Phil Town
Phil Town

I got this letter from Garza recently and thought I'd post it because some of you have been submitting questions that echo his.  Read on:

There are some things that are not suficient explicit in your book:

1. you did not mentioned what is the time range to use in the graphs related to technical analysis; 4 months, 6, a year or more. 2. It seems to me that if the three indicators do not go ahead you should not go, however this is not true. 3. In obtaining the 10 years of the big five you have a lot of difficulties due to lack of information, besides you do not exlain what are the lesat number oy years that you should use in order to make aplicable your theory. 4. You did not mention if your system works in ADR or ADS of the different countries who have shares in USA, Also if you wanted to use this technique for shares of markets abroad.

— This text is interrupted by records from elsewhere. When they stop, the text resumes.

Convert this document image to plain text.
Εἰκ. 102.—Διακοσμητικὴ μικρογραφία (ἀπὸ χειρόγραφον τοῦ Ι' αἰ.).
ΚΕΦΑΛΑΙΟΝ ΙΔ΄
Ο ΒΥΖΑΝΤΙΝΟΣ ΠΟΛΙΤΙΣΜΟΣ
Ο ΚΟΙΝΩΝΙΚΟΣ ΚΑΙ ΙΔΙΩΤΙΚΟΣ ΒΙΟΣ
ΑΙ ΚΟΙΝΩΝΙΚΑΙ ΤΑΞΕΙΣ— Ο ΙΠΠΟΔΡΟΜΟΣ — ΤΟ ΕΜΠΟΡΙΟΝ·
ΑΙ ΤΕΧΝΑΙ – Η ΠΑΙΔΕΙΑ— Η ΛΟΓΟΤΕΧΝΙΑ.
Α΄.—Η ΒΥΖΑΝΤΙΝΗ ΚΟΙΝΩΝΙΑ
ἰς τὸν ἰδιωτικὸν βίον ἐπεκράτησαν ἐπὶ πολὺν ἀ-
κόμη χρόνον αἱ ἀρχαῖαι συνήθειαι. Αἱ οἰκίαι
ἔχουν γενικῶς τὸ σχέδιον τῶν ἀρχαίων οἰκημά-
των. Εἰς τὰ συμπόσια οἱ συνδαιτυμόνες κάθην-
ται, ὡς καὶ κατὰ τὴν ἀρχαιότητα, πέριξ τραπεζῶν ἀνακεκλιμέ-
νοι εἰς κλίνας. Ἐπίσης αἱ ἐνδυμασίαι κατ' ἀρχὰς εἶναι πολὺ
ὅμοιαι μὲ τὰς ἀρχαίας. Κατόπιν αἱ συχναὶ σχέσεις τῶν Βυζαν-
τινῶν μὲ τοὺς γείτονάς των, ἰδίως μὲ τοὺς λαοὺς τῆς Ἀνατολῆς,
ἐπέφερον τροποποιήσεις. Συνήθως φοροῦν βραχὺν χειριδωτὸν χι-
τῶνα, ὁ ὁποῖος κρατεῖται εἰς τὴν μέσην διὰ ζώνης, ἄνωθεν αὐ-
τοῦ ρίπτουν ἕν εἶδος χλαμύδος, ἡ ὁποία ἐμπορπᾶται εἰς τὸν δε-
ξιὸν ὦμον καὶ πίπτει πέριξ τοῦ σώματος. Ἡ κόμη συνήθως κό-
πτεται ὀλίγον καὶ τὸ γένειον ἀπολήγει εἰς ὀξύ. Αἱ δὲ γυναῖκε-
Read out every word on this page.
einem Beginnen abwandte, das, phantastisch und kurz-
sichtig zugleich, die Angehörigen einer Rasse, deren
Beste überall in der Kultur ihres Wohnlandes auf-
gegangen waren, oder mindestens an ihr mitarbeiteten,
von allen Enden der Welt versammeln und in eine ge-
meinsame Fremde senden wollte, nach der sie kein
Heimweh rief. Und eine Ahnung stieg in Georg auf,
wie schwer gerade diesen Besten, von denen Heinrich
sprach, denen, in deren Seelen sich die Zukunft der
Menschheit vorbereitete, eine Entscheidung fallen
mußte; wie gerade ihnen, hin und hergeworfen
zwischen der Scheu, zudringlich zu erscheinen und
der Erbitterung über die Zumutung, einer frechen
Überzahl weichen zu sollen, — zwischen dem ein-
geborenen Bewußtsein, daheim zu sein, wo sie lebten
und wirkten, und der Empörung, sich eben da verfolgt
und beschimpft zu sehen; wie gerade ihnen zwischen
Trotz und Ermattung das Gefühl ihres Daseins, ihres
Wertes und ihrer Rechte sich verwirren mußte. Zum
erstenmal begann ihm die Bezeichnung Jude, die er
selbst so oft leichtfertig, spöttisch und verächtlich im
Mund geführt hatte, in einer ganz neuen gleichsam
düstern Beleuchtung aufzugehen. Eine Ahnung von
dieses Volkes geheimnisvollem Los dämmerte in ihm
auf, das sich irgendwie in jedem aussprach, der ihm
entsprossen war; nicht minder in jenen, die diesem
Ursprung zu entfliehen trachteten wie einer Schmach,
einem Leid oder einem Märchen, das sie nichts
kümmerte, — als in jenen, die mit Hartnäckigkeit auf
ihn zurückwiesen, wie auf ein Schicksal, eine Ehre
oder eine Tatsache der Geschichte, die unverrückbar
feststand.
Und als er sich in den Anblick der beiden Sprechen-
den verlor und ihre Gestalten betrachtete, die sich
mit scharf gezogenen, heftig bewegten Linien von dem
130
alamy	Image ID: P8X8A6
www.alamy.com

It seems to me after a trial and error method that it is possible to eliminate several steps of the rule and still have a good result.

I would appreciate your comments at your earliest convenience, since I have been ask to give my investor opinion to an investor club intergrated by non finacial people who likes the pragamtic solution to investment analyisis.


My responses:

1. The time frame isn't important.  The inputs to the tools are what matters.  Set the inputs and then use whatever time frame you want.  I use 3 months, 1 year, 5 yr and 10 yr. depending on what I'm looking at.   But just to watch the tools, I use 3 months. 2. If the three indicators don't say go, I don't go.  And yes, the stock could go up before they all say go. Happens all the time.  If you try to guess the bottoms you're going to lose.  And only use the tools after you do the 4Ms.  Otherwise you can get burned.  Hey, you can get burned even after the 4M's, but at least not terribly. 3. I show how to get the ten years on free sites... so unless the business doesn't have ten years of data, you shouldn't have a problem. If a business like Google hasn't been around long enough, that automatically puts it in the risky biz portfolio to a max of 10% of my capital.  So you can do a few of these but not many.  Ten years is the mimimum amount of data to do a good Rule #1 analysis. 4. ADRs are great since to list on the US markets they have to provide all the same data as US stocks.  There are about 1000 ADR listings, plenty to choose from in countries all over the world.  But if you want to invest in stocks that are listed other places, no problem... just be sure you do the full 4Ms and really really know the business well.  Oh and make sure you're looking at real numbers.  At least in the US when they cheat on the numbers they can go to jail.  In most other stock markets around the world, that isn't the case.

Regarding skipping steps:  Let me know what steps you can leave out.  Love to shorten things.